Иными словами, наиболее важными факторами развития арктических городов в советской теории освоения и в серии зарубежных работ по удаленности оказываются внешние факторы, а именно, факторы затрудненных сообщений с основной зоной расселения, сообщений в системе «Север — Юг». Развитие северных городов ставится в зависимость от организации завоза извне — не только ГСМ, продовольствия, стройматериалов, но и человеческих ресурсов, технологий, капитала. Эту особенность арктических городов нельзя игнорировать при оценке устойчивости их развития.
Арктический город и природная среда: экология «наоборот». Еще один характерный ракурс изучения арктического/северного города (помимо системы «Север-Юг») — это система «город — природная среда». Симптоматично, что в случае северных городов природная среда традиционно рассматривается как преимущественно негативный фактор развития города, обуславливающий удорожание процессов жизнеобеспечения, строительства, и т. д. Иными словами, традиции изучения взаимодействия северных городов и природной среды отчасти идут вразрез с базовыми принципами концепции устойчивого развития.
Классическая концепция устойчивого развития — а также ее специфическая советская «предшественница», концепция рационального природопользования (Касимов, Мазуров, 2013) — подразумевала, в первую очередь, регулирование воздействия производства на окружающую среду и рачительное отношение к природным ресурсам. Однако, как уже было сказано, северные реалии породили целый спектр работ, можно сказать, противоположной направленности. Речь идет об оценках степени дискомфортности климата, уровня северных удорожаний строительства и эксплуатации зданий и сооружений, инженерных рисков и т. д. — во всех этих направлениях фокус исследования направлен на оценку воздействия не столько производства на окружающую среду, сколько окружающей среды на производство, причем негативного воздействия. Обобщение работ такого плана дано в работе В. В. Васильева и В. С. Селина (2013), среди важнейших работ в сфере изучения природных ограничений экономического развития на Севере и в Арктике укажем на (Агранат, 1988; Ракитина, Климович, 1974; Петров, 2003). Работы схожей тематики ведутся и в настоящее время (Бабурин, Земцов, 2015; Бабурин и др., 2016; Бадина, 2017; Золотокрылин и др., 2012). В последние годы появляется все больше работ по оценке потенциального воздействия климатических изменений на социально-экономическое развитие городов и поселков (Anisimov, Orttung, 2018; Streletskiy et al., 2014; Медведков, 2017). Очевидно, что воздействие природной среды на развитие городов в Арктике более многоплановое, чем обычно рассматривается в работах по устойчивому развитию.
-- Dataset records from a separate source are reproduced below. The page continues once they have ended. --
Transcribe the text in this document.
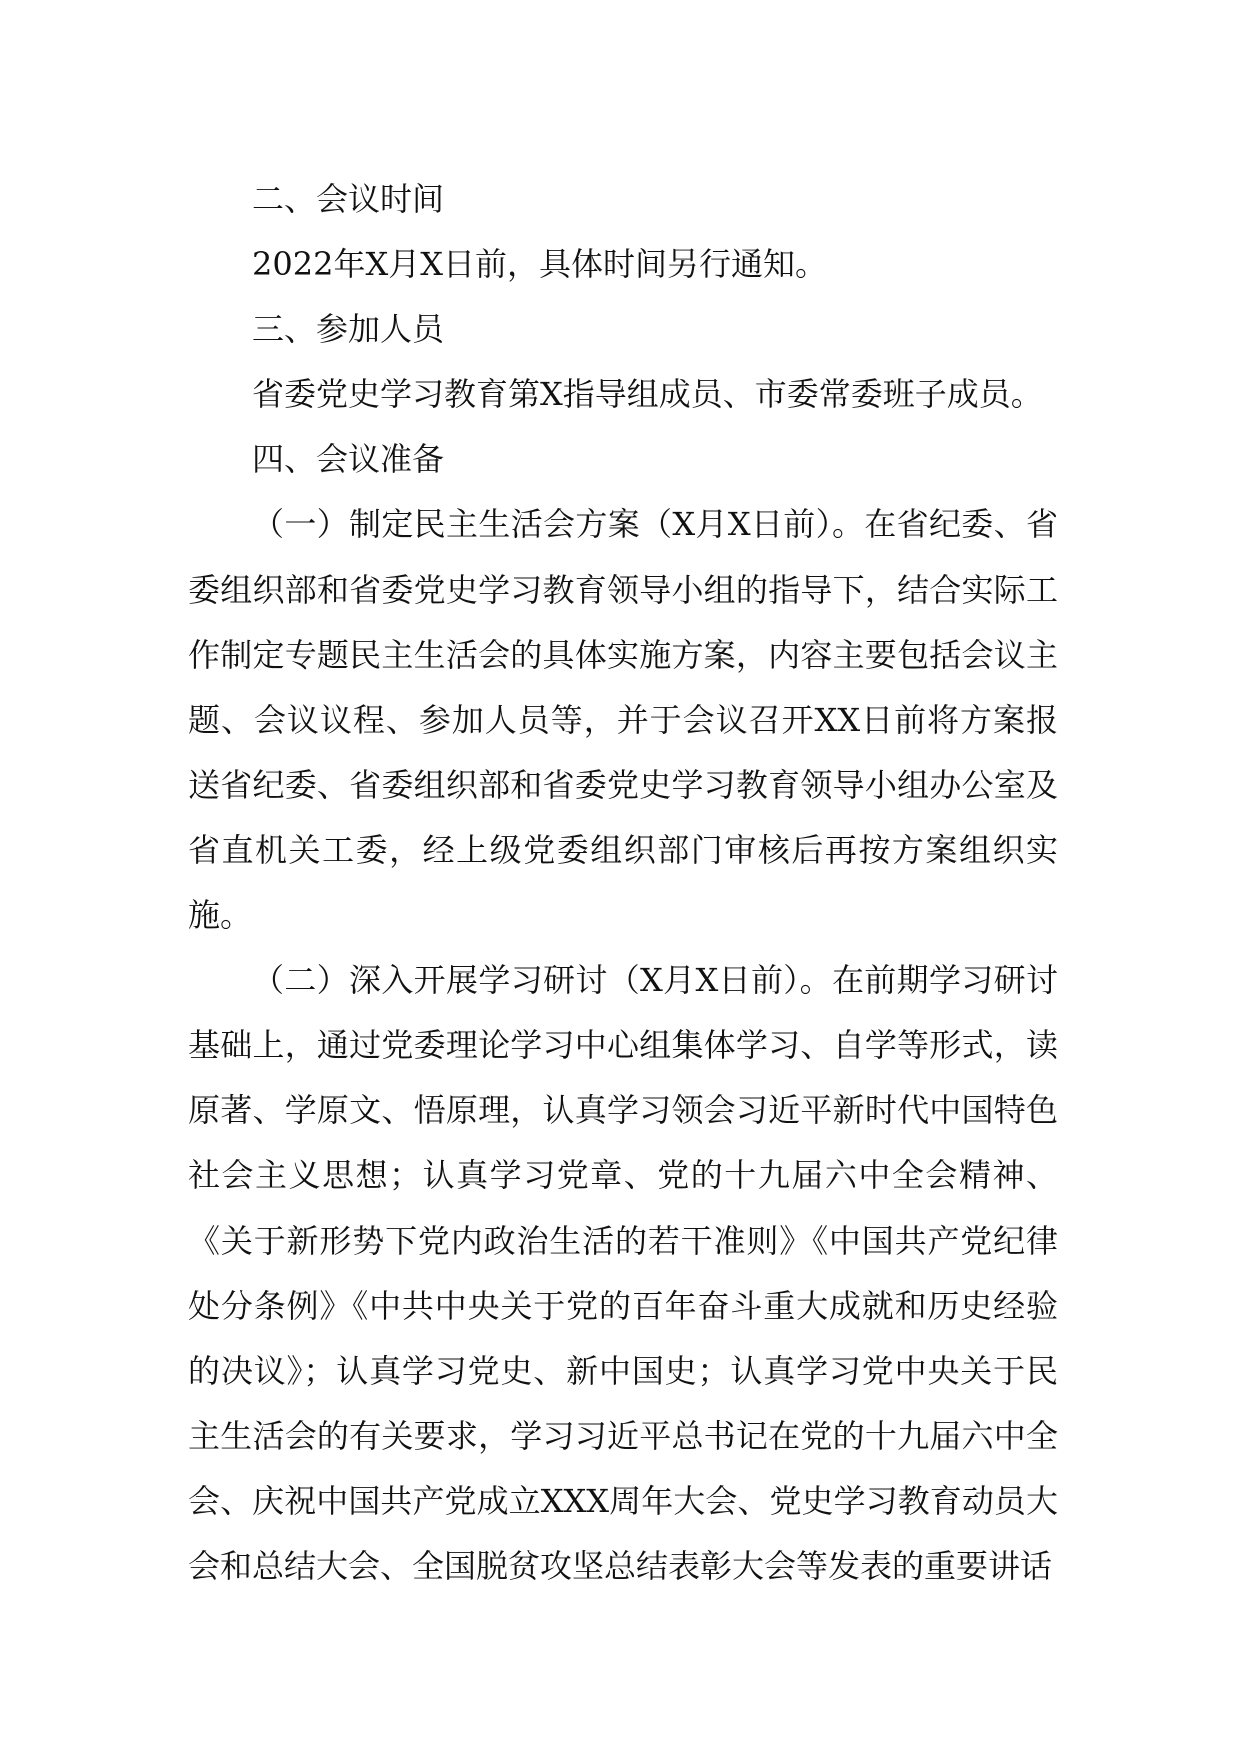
二、会议时间

2022年X月X日前，具体时间另行通知。

三、参加人员

省委党史学习教育第X指导组成员、市委常委班子成员。

四、会议准备

（一）制定民主生活会方案（X月X日前）。在省纪委、省委组织部和省委党史学习教育领导小组的指导下，结合实际工作制定专题民主生活会的具体实施方案，内容主要包括会议主题、会议议程、参加人员等，并于会议召开XX日前将方案报送省纪委、省委组织部和省委党史学习教育领导小组办公室及省直机关工委，经上级党委组织部门审核后再按方案组织实施。

（二）深入开展学习研讨（X月X日前）。在前期学习研讨基础上，通过党委理论学习中心组集体学习、自学等形式，读原著、学原文、悟原理，认真学习领会习近平新时代中国特色社会主义思想；认真学习党章、党的十九届六中全会精神、《关于新形势下党内政治生活的若干准则》《中国共产党纪律处分条例》《中共中央关于党的百年奋斗重大成就和历史经验的决议》；认真学习党史、新中国史；认真学习党中央关于民主生活会的有关要求，学习习近平总书记在党的十九届六中全会、庆祝中国共产党成立XXX周年大会、党史学习教育动员大会和总结大会、全国脱贫攻坚总结表彰大会等发表的重要讲话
На общем фоне выделяются немногочисленные работы, в которых изучаются не только негативные, но и позитивные аспекты воздействия природной среды на развитие северных городов, в частности, в концепции «зимних городов». Зима предполагает возможности развития в северных городах соответствующих видов досуга, спорта; любование красивыми заснеженными пейзажами может повышать удовлетворенность от проживания в данном городе и т. п. (Coleman, 2008).
Важный вывод, который можно извлечь из различия подходов к взаимосвязи арктических городов и окружающей среды для изучения устойчивости арктических городов состоит в том, что характер этих взаимосвязей в некоторой степени определяется культурными установками по отношению к «норме» городской жизни. Попытки переноса практик городского жизнеобеспечения из южных городов в Арктику без какого-либо изменения (технологии и материалы строительства, модели использования пространства и т. п.) приводят к негативным оценкам роли окружающей среды, связанным с повышенными издержками по сравнению с более южными городами. Более комфортное существование в арктической среде обеспечивается, в числе прочего, за счет специальных «арктических» технологий и поведенческих практик.
Фронтирные города и ресурсные циклы. Упомянем еще один, принципиально иной подход к развитию арктических городов, связанный с фокусом не столько на арктическую, сколько на экономическую специфику — подход с позиции концепции фронтира. В современном варианте и применительно к арктическим городам она заставляет рассматривать их в контексте ресурсного цикла. Благополучие города здесь ставится в зависимость от исчерпания природных ресурсов, освоение которых стало причиной основания города. В качестве выхода из ресурсной «ловушки» во фронтирных районах предлагается развитие сервисных отраслей (Huskey, 2017). Именно работы во фронтирной парадигме среди прочих работ по арктическим городам оказывается наиболее близкой к проблематике устойчивого развития.
Похожий подход разрабатывается и в прикладных работах по диверсификации монопрофильных городов (обзор см.: Замятина, Пилясов, 2015). Хотя далеко не все арктические города монопрофильные, но их изучение дает важный опыт комплексного подхода: экономическое благополучие города ставится в зависимость не только от собственно производства, но и от особенностей местного сообщества и системы управления (так называемые когнитивные и политические блокировки инновационного развития). Такая комплексность видения проблемы парадоксальным образом сближает концепцию блокировок инновационного развития — и в целом, современные региональные исследования (Замятина, 2015) с темой устойчивого развития.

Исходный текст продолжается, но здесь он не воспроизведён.